Les tribunaux du DIFC attirent des parties de 22 pays pour résoudre des litiges commerciaux
Les tribunaux ont enregistré 243 affaires sur la base du choix des parties de se soumettre à leur compétence, soit 30 % d'un total de 810 affaires enregistrées devant leurs différentes divisions au cours de la même période, dont 201 affaires devant le Tribunal des petits litiges et 42 affaires devant le Tribunal de première instance, la Division de l'arbitrage et le Tribunal de l'économie numérique.
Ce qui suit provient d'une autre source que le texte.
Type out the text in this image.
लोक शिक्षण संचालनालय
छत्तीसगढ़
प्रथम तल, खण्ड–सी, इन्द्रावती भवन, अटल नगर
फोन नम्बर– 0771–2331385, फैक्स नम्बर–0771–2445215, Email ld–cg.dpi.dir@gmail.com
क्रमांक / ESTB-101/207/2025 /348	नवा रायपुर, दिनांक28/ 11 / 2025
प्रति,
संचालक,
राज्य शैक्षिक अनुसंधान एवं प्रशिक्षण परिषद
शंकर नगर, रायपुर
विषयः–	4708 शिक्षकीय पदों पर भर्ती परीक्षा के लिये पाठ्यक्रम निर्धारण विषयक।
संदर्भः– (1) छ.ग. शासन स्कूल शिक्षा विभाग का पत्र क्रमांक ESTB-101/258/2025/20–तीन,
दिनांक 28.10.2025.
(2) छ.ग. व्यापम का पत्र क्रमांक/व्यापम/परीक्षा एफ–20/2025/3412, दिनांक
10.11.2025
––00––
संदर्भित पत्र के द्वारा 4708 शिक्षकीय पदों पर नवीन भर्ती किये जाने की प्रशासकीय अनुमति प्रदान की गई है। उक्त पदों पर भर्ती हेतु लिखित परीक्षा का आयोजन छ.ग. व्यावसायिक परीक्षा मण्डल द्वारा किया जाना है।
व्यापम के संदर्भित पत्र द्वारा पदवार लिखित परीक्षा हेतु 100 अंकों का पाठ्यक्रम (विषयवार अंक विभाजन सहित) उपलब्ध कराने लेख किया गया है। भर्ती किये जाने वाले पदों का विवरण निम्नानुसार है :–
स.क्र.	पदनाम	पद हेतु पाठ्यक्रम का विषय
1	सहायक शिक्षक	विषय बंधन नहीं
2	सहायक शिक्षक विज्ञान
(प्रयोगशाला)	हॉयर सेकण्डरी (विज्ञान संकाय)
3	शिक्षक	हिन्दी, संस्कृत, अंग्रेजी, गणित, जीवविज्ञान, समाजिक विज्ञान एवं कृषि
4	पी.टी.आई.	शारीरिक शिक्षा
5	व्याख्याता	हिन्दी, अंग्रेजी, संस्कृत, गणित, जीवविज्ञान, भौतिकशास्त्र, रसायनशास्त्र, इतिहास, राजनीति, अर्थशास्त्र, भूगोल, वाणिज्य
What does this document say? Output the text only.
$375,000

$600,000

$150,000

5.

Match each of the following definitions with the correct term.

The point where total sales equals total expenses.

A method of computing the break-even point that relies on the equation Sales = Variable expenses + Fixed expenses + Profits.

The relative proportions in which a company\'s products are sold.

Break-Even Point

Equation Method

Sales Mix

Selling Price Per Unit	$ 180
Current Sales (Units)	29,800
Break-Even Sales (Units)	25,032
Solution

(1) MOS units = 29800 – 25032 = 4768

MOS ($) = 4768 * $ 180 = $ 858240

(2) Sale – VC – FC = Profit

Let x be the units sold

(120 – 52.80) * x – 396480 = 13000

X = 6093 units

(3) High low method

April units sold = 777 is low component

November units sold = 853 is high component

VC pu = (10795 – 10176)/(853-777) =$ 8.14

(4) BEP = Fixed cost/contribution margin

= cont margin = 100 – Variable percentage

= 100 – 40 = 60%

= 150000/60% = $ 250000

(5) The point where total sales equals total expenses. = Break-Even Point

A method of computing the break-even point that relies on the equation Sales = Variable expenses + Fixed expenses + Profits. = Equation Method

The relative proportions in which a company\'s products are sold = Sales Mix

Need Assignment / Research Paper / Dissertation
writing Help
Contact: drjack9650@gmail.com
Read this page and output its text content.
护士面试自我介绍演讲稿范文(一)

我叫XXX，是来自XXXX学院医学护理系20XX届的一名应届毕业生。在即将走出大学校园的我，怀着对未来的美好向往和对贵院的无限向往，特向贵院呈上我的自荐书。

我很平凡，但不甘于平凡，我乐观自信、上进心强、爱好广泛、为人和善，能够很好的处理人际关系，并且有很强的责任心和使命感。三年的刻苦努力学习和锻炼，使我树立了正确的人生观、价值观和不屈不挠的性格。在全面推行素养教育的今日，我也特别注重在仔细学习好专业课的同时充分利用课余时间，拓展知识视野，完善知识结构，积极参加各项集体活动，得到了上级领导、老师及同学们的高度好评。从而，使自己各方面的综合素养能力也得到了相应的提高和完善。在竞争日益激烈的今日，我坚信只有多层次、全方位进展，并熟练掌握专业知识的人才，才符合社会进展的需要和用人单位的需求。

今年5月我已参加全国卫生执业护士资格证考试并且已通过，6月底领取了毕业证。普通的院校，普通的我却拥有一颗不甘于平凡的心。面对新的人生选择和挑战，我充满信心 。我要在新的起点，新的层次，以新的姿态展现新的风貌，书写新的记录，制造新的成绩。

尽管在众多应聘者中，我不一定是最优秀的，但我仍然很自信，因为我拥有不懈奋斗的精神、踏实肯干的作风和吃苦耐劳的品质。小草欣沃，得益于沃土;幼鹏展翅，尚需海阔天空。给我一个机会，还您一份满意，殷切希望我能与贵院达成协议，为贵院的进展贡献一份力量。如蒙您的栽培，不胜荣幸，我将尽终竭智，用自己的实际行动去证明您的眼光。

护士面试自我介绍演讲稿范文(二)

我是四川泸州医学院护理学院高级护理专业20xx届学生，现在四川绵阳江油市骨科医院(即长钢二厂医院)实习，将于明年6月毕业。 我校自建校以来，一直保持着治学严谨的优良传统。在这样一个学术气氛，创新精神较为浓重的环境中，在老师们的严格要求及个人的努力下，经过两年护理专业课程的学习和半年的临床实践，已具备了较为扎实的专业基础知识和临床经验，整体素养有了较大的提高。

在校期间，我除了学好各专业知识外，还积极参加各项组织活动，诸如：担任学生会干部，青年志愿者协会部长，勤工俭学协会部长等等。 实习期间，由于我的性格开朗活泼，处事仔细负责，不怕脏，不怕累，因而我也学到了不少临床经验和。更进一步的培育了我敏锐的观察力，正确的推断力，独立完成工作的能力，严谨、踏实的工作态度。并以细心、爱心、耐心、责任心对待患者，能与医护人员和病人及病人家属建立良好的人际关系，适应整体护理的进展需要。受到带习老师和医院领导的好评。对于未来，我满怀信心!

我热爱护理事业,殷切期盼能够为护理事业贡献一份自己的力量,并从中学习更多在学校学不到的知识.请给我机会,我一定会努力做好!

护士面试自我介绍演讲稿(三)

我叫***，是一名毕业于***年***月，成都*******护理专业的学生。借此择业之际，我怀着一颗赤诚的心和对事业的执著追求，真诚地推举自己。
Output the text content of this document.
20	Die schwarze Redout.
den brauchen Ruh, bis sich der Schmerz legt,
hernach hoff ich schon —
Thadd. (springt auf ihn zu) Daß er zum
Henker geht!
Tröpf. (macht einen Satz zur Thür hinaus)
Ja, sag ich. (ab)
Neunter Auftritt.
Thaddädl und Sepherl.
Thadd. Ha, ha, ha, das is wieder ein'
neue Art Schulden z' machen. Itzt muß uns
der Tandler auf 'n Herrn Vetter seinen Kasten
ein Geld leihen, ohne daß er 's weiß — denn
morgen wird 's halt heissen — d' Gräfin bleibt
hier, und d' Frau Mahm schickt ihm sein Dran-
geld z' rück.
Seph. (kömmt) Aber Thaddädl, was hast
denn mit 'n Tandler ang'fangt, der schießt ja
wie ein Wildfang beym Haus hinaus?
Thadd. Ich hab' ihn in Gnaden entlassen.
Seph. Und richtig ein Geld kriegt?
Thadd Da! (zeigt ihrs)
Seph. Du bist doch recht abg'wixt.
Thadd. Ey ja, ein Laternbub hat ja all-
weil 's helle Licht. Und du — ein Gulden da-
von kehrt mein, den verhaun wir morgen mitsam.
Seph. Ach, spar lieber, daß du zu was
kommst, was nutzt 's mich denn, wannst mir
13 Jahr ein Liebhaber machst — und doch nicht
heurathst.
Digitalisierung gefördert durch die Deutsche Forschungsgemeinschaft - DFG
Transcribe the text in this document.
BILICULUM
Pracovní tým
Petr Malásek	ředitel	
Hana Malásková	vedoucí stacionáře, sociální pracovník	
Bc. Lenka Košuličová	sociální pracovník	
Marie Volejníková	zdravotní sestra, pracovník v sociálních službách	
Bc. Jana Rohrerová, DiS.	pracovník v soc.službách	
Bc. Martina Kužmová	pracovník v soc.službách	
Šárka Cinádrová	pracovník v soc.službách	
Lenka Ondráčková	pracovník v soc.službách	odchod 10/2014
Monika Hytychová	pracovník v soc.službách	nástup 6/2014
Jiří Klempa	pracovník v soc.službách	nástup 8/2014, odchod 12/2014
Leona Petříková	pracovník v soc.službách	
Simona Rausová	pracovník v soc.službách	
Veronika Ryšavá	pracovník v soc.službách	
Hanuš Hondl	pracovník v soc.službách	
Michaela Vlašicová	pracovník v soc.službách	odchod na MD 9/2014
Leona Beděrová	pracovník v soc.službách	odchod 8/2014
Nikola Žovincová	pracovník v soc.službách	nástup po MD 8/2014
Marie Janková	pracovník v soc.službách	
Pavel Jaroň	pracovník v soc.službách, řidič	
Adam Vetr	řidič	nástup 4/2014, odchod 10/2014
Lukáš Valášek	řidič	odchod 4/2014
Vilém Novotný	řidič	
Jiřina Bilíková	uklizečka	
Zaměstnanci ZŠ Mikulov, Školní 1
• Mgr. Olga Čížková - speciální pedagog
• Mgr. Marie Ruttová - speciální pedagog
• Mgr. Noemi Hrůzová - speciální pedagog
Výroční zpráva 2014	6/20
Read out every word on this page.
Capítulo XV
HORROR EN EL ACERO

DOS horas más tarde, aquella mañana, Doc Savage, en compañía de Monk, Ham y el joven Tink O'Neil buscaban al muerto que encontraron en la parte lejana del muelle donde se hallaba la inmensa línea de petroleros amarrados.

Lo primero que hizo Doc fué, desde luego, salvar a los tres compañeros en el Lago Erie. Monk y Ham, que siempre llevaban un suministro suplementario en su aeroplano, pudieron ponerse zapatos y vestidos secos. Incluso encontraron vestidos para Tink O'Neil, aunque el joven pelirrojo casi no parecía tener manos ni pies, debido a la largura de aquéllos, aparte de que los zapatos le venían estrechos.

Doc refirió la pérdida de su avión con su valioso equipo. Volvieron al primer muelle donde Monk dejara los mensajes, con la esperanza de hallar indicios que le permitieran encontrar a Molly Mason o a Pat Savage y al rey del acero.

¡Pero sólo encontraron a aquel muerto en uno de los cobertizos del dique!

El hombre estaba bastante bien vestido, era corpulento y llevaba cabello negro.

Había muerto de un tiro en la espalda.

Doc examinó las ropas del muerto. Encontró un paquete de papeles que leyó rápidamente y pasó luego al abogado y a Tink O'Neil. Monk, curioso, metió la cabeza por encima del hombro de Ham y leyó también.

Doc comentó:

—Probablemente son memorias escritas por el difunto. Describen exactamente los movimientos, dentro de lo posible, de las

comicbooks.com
Le Tribunal de première instance a enregistré 30 demandes sur la base du choix des parties de se soumettre à la compétence des tribunaux, dont 47 % comportaient au moins une partie établie hors des Émirats arabes unis. Les parties se répartissaient entre 13 pays et territoires, parmi lesquels le Royaume d'Arabie saoudite, le Sultanat d'Oman, l'Inde, l'Allemagne, la Suisse, les États-Unis et l'Australie ; dans certains cas, toutes les parties à l'instance étaient établies hors de l'État.
Le Tribunal de l'économie numérique a enregistré une demande sur la base du choix des parties de se soumettre à la compétence des tribunaux, impliquant des parties du Royaume-Uni, de Saint-Vincent-et-les-Grenadines, du Salvador et du Viêt Nam.
Cette présence internationale s'est étendue à la Division de l'arbitrage, qui a enregistré 11 affaires sur la base du choix des parties de se soumettre à la compétence des tribunaux, dont 8 se rattachaient à des procédures arbitrales ayant leur siège hors de l'État, soit près des trois quarts des affaires, et concernaient des centres internationaux à Singapour, Hong Kong, Londres, Paris et Stockholm.
Son Excellence le juge Omar Al Muhairi, directeur des tribunaux du Dubai International Financial Centre, a déclaré que les chiffres du premier semestre confirment que des entreprises et des particuliers, des Émirats arabes unis comme de l'étranger, choisissent les tribunaux du Centre pour régler leurs litiges, y compris des affaires dont toutes les parties sont établies hors de l'État. Il a souligné qu'un système de justice commerciale indépendant et moderne, ainsi que les services numériques, renforcent la confiance dans la pratique du commerce international et contribuent à réaliser les ambitions de l'Agenda économique de Dubaï D33 et à consolider la position de Dubaï comme destination de confiance pour l'investissement, le commerce et les affaires à l'international.
Les tribunaux du Centre permettent aux entreprises et aux particuliers de convenir par écrit de leur compétence pour les litiges civils et commerciaux, qu'ils se trouvent aux Émirats arabes unis ou à l'étranger et sans exiger de lien avec l'État, les parties conservant la liberté de déterminer la loi applicable à leurs relations contractuelles.